Osteopontin: an interfacial extracellular matrix protein in mineralized tissues

Abstract

Among the noncollagenous matrix proteins found in mineralized tissues (MTs), colloidal-gold immunocytochemistry has demonstrated that the ultrastructural distribution of osteopontin (OPN) is unique in that this protein preferentially accumulates at MT interfaces.
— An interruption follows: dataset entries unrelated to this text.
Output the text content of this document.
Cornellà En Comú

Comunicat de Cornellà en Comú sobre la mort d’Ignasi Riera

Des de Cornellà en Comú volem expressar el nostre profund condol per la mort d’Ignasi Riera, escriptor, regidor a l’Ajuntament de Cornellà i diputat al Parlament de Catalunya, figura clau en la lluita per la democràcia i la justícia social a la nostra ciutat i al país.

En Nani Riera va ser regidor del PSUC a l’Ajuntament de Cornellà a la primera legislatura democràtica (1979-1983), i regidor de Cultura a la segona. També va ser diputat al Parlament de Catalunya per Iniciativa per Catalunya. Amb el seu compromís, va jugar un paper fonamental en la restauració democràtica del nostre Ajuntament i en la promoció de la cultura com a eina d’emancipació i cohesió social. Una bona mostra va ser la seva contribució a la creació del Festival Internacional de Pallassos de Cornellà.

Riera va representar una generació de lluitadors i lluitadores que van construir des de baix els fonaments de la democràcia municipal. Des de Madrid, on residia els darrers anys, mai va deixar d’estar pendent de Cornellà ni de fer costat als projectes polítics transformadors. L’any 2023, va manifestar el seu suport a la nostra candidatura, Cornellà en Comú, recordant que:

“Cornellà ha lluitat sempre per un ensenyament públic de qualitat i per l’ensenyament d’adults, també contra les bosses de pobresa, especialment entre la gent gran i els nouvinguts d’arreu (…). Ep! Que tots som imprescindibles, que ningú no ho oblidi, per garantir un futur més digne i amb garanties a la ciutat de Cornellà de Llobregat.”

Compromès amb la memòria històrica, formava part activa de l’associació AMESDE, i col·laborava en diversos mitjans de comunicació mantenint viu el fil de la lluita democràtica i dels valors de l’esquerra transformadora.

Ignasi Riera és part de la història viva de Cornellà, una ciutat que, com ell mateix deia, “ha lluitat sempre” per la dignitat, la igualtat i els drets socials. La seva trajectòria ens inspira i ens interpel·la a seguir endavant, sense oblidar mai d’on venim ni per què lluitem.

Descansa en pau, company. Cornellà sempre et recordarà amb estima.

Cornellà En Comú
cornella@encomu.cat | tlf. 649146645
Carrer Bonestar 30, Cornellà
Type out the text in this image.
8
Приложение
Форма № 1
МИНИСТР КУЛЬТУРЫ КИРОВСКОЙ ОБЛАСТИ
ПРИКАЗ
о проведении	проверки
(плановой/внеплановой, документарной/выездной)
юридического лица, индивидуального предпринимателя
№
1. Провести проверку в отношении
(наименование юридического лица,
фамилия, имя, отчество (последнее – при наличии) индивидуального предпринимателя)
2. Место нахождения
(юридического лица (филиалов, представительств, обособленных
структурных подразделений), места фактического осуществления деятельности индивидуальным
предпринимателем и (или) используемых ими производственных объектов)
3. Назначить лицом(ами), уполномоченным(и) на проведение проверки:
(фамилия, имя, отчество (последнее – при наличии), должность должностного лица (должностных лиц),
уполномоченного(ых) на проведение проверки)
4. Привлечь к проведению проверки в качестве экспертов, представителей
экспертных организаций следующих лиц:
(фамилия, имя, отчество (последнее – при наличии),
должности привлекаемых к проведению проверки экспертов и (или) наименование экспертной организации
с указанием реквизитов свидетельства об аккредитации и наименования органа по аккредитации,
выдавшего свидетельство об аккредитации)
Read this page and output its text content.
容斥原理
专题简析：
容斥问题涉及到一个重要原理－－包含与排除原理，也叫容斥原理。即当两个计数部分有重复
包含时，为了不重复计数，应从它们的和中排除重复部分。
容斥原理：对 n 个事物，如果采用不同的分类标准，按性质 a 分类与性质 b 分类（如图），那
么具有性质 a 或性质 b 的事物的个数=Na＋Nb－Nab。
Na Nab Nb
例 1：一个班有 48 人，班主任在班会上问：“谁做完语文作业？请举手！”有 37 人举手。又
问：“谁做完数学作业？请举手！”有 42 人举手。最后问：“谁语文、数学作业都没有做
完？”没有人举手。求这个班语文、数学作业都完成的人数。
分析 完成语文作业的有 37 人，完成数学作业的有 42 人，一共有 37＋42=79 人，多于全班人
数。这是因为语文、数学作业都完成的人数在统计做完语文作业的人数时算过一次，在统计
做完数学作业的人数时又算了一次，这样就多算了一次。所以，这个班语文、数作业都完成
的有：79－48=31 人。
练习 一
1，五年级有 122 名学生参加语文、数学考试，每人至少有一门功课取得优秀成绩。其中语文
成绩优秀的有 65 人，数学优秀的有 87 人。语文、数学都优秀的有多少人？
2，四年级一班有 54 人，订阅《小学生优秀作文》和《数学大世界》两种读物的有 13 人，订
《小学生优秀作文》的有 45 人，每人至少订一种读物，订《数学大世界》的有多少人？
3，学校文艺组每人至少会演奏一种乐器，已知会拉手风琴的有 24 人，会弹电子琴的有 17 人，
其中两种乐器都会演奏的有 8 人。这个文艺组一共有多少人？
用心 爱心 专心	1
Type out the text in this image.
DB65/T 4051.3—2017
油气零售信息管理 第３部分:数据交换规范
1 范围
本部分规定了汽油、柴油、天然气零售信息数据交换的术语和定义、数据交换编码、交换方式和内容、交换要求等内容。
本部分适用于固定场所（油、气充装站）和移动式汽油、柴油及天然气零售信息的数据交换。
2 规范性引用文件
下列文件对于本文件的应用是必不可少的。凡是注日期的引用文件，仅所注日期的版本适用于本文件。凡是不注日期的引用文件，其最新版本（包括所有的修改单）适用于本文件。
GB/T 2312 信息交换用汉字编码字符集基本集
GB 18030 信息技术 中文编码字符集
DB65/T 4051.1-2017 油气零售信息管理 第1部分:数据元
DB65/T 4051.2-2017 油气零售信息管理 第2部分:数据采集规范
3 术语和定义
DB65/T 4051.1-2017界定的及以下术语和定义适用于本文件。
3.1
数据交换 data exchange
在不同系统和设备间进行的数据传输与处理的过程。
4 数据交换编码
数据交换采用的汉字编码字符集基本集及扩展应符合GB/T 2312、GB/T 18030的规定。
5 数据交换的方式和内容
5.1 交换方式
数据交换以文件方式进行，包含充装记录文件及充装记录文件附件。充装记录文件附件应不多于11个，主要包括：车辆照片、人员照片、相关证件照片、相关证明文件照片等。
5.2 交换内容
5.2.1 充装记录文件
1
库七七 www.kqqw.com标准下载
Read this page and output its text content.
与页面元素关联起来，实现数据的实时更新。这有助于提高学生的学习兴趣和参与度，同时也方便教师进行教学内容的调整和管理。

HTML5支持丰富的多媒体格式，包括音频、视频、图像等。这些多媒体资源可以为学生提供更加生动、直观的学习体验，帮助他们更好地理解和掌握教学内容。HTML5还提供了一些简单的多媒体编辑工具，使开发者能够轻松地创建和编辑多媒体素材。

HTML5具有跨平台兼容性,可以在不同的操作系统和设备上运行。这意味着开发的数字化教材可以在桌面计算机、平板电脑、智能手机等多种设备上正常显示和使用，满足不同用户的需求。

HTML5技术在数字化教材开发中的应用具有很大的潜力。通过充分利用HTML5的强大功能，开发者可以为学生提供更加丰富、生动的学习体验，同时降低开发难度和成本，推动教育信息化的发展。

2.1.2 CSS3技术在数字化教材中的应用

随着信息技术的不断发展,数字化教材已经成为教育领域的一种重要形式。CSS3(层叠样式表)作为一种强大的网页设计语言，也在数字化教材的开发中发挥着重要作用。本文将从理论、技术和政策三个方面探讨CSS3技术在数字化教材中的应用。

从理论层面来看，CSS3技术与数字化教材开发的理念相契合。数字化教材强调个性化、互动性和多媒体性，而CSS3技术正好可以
In bone, OPN is present as a major component of cell- and matrix-matrix interfacial structures termed laminae limitantes and cement lines, respectively. Here, we review the implications of this distinct, interfacial tissue distribution as it relates to the properties and functional motifs of OPN (e.g. RGD, polyAsp, phosphorylation) in different MTs, and more specifically, how it pertains to current theory on the cellular and extracellular matrix (ECM) events associated with bone remodeling. The production of OPN as one of the earliest, and latest, secretory activities of the osteoblast lineage is discussed, together with a consideration of the role of OPN in cement lines and laminae limitantes in bone and in other normal, pathological and healing MTs such as teeth, kidney stones, bone wound healing and implant osseointegration. Further to its ability to influence cell dynamics, calcification and possibly tissue cohesion in MTs, it is proposed that OPN in cement lines may also promote adhesion between apposing substrata. With regard to this latter function, it is suggested that the molecular interactions within, and biomechanical properties of, such an OPN-rich interfacial zone may be important in minimizing strain-induced fatigue damage and microcrack propagation in bone and across other MT interfaces.